Compréhensible, mais décevant: voyez par vous-même les 10 premiers résultats. Voici les 3 premiers trouvés ce matin:

- Lucia Ferretti: «Le Québec est bel et bien une société distincte au Canada» [sur la religion]
- Des chantiers paralysés? [sur la construction]
- En bref - Magazines éducatifs pour les écoles [sur des magazines papier !! ]

Le reste est du même acabit. Donc, non, ce ne sont pas des articles sur «internet"...

Le Devoir n'a pas à se sentir seul, il est en bonne compagnie. La Presse aussi n'a pas tout à fait bien attaché ses souliers : une recherche sur «internet» donne un résultat tout aussi mitigé.
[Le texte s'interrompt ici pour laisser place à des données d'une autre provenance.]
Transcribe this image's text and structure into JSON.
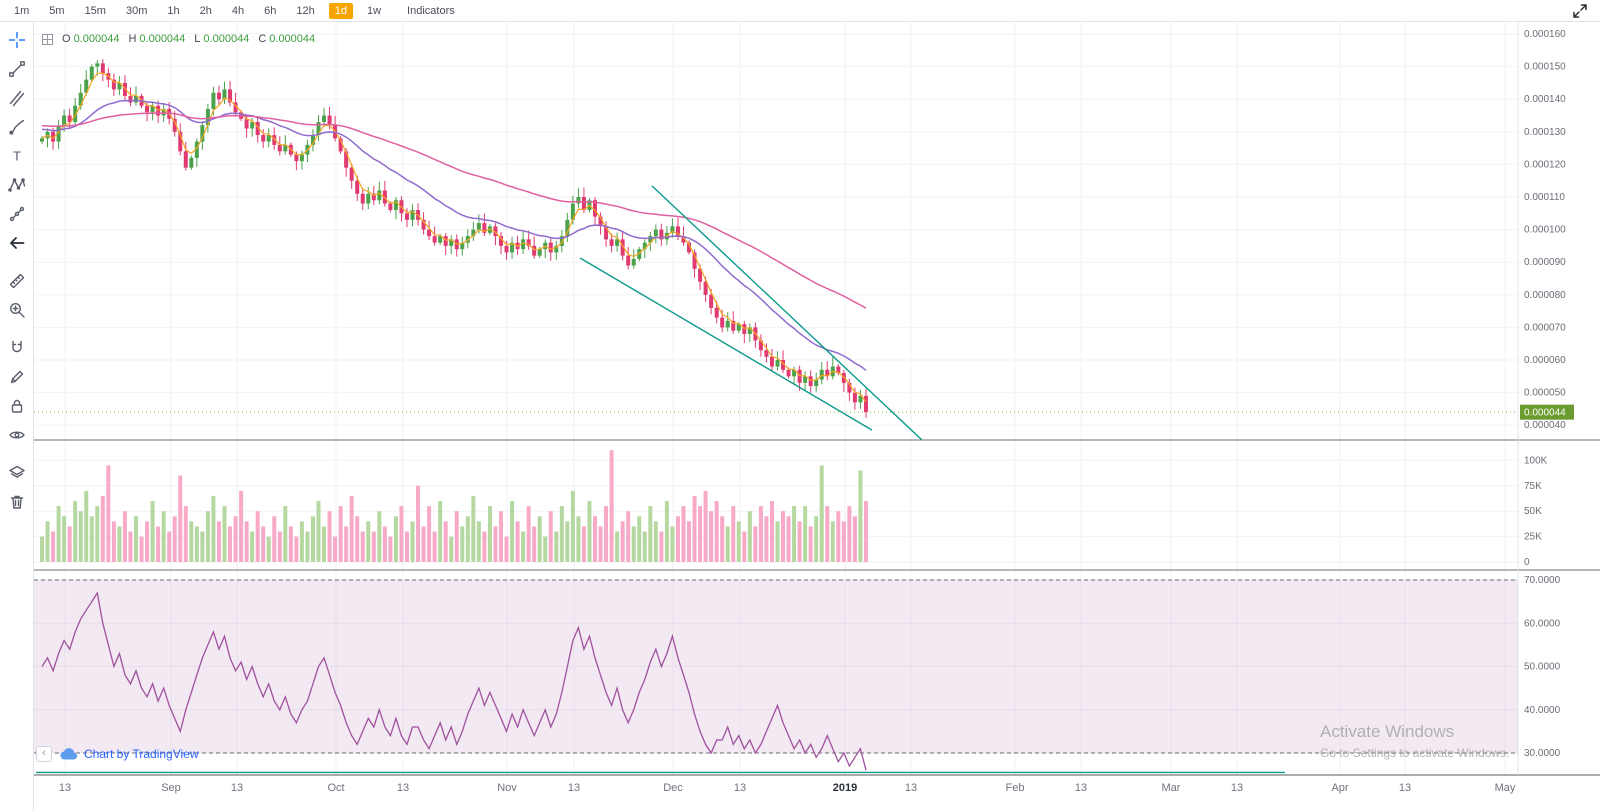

Promenons nous dans les bois pendant que le journaliste n'y est pas

Un bon programmeur définit la fonction "recherche" sur un site comme une «requête à la base de données». Et la page contenant les réponses à la requête tombe du coup sous sa responsabilité. Grave erreur. Ce n'est pas de la programmation! C'est de l'information que vous retournez!
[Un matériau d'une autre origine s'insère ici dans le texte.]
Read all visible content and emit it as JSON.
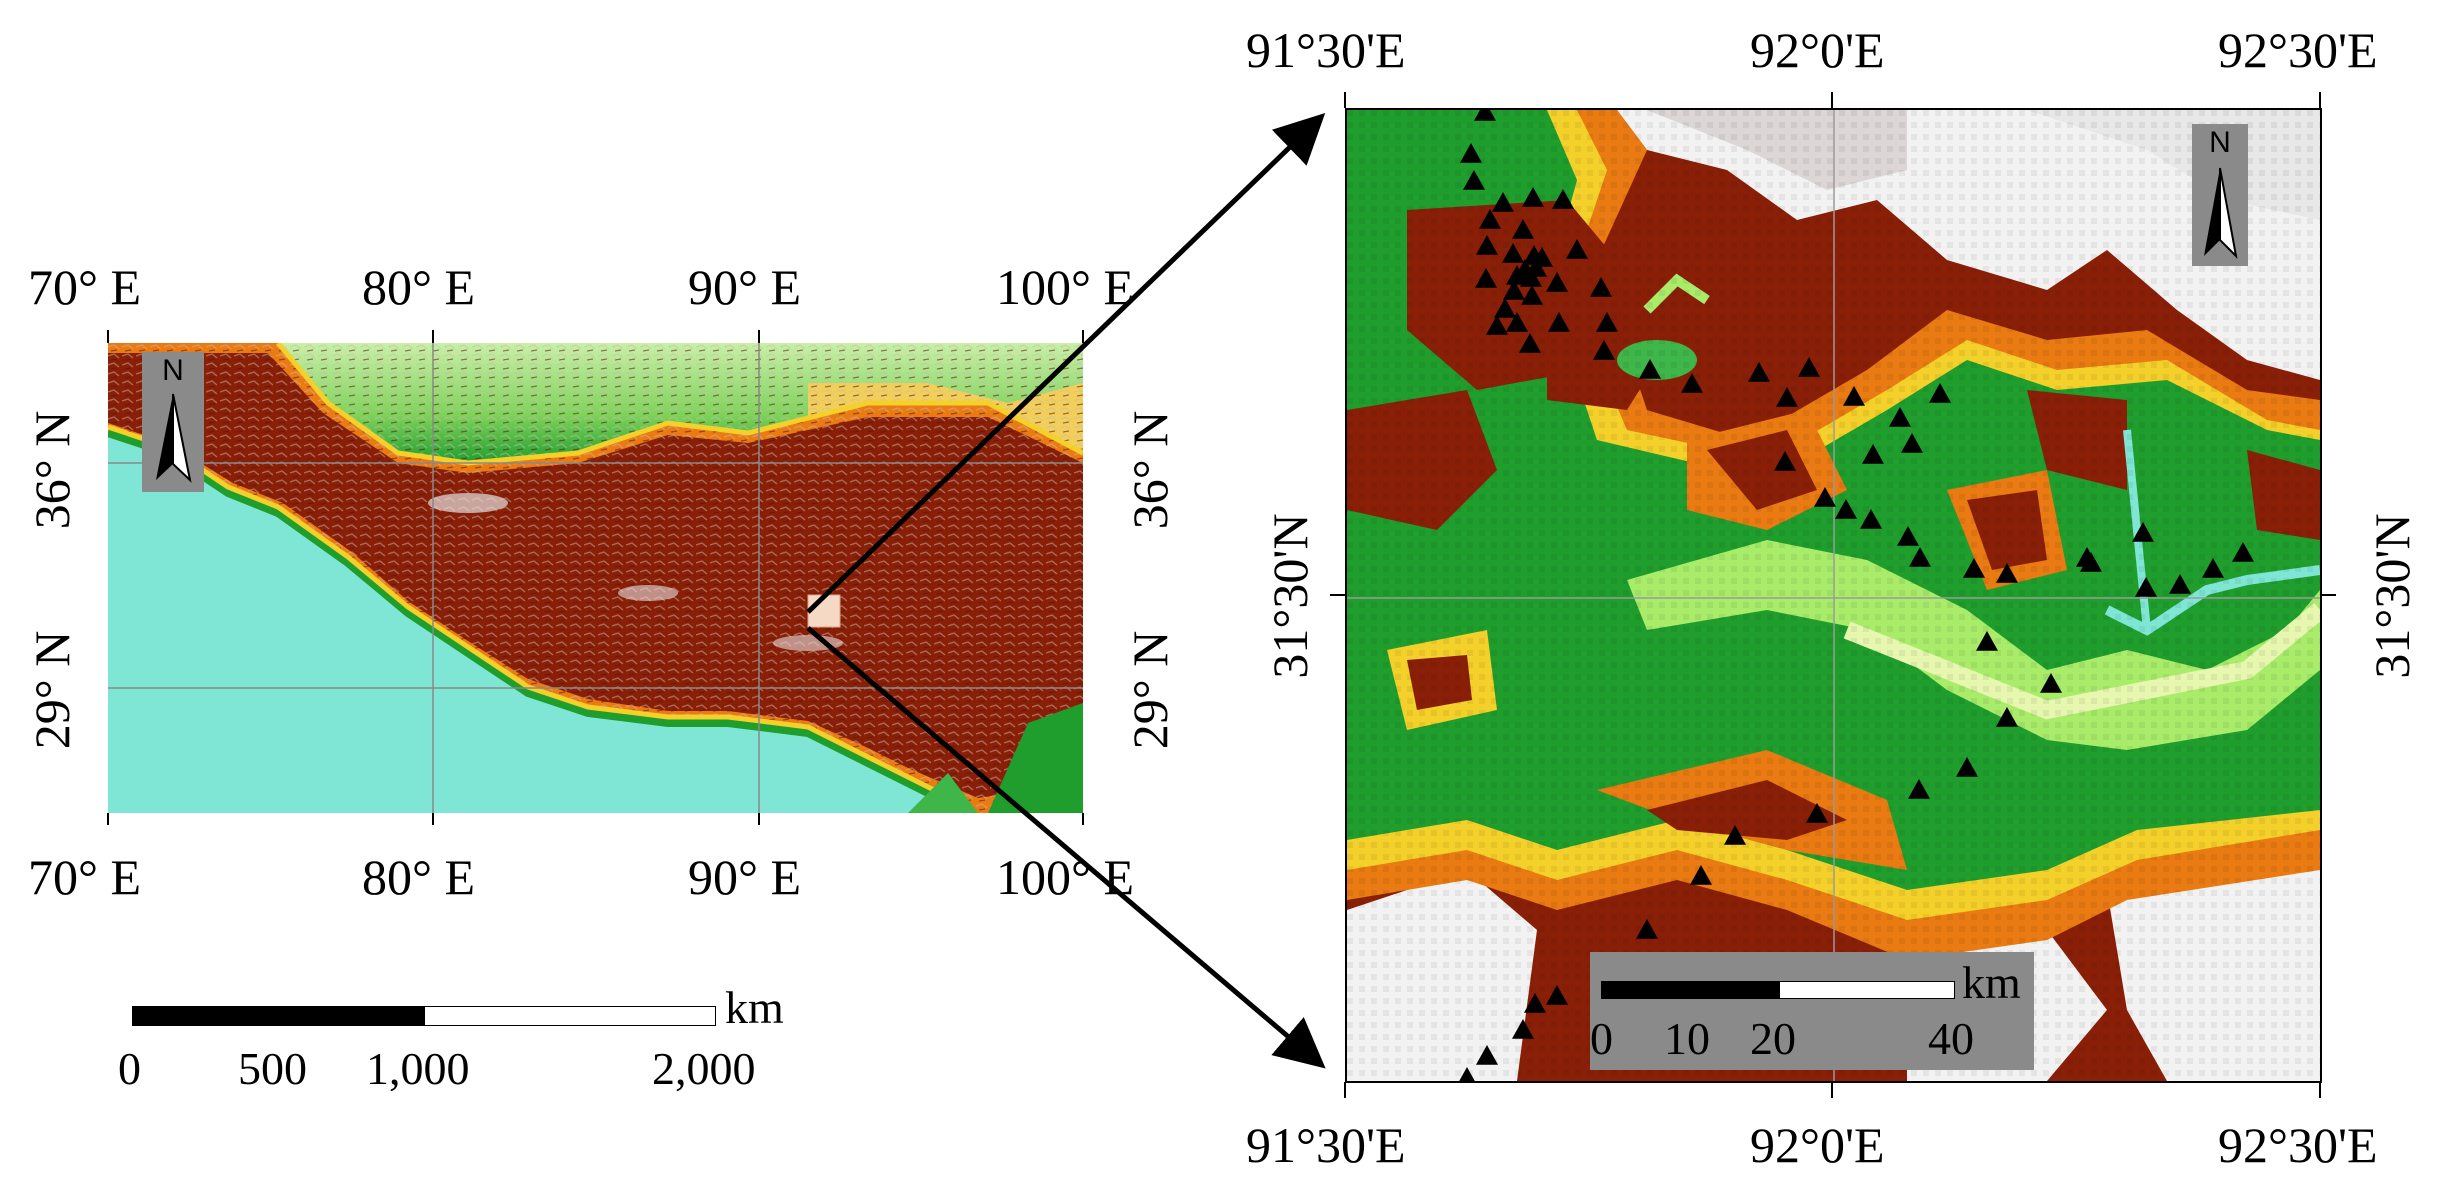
{
  "overview_map": {
    "top_lon_labels": [
      "70° E",
      "80° E",
      "90° E",
      "100° E"
    ],
    "bottom_lon_labels": [
      "70° E",
      "80° E",
      "90° E",
      "100° E"
    ],
    "left_lat_labels": [
      "36° N",
      "29° N"
    ],
    "right_lat_labels": [
      "36° N",
      "29° N"
    ],
    "north_label": "N",
    "scale_bar": {
      "unit": "km",
      "ticks": [
        "0",
        "500",
        "1,000",
        "2,000"
      ]
    }
  },
  "detail_map": {
    "top_lon_labels": [
      "91°30'E",
      "92°0'E",
      "92°30'E"
    ],
    "bottom_lon_labels": [
      "91°30'E",
      "92°0'E",
      "92°30'E"
    ],
    "left_lat_label": "31°30'N",
    "right_lat_label": "31°30'N",
    "north_label": "N",
    "scale_bar": {
      "unit": "km",
      "ticks": [
        "0",
        "10",
        "20",
        "40"
      ]
    },
    "station_count": 70
  },
  "colors": {
    "water_cyan": "#7fe6d6",
    "low_green": "#1f9e2e",
    "mid_yellow": "#f4d02a",
    "orange": "#ea7a12",
    "high_brown": "#8a1f08",
    "snow_white": "#f2f2f2",
    "study_area_box": "#f5d9c4",
    "station_marker": "#000000"
  },
  "icons": [
    "north-arrow-icon",
    "station-triangle-icon",
    "zoom-arrow-icon"
  ]
}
Tout échange d'information est de l'information. Une requête à la base de donnée est un échange d'information, donc tombe dans la cours des journalistes.

Ce que vous mettez en page est de l'information. Ce que votre moteur de recherche affiche est de l'information.

Vous ne laissez pas vos camelots titrer vos articles? Ne laissez pas les TI gérer les résultats de recherche! Assurez-vous que vous avez le contrôle pour pondérer les pages.

La révolution menée par des amnésiques

Le Devoir titrait la semaine dernière «Le train numérique passe, le Québec reste à quai» en parlant du retard de plus en plus irrattrapable dans les technologies de l'information au Québec qui isole lentement le pays parmi le tiers-monde du savoir numérique, faute de colonne vertébrale politique et d'attentisme commerçant.

Comme on connaît la propension des journalistes à vouloir guider avec leur lanterne le peuple et les dirigeants dans le flou obscure de la réalité de la vie, on se demande si on ne suit pas nous même ces aveugles. Ou plutôt ces amnésiques. À lire leur moteur de recherche, on peut penser que oui.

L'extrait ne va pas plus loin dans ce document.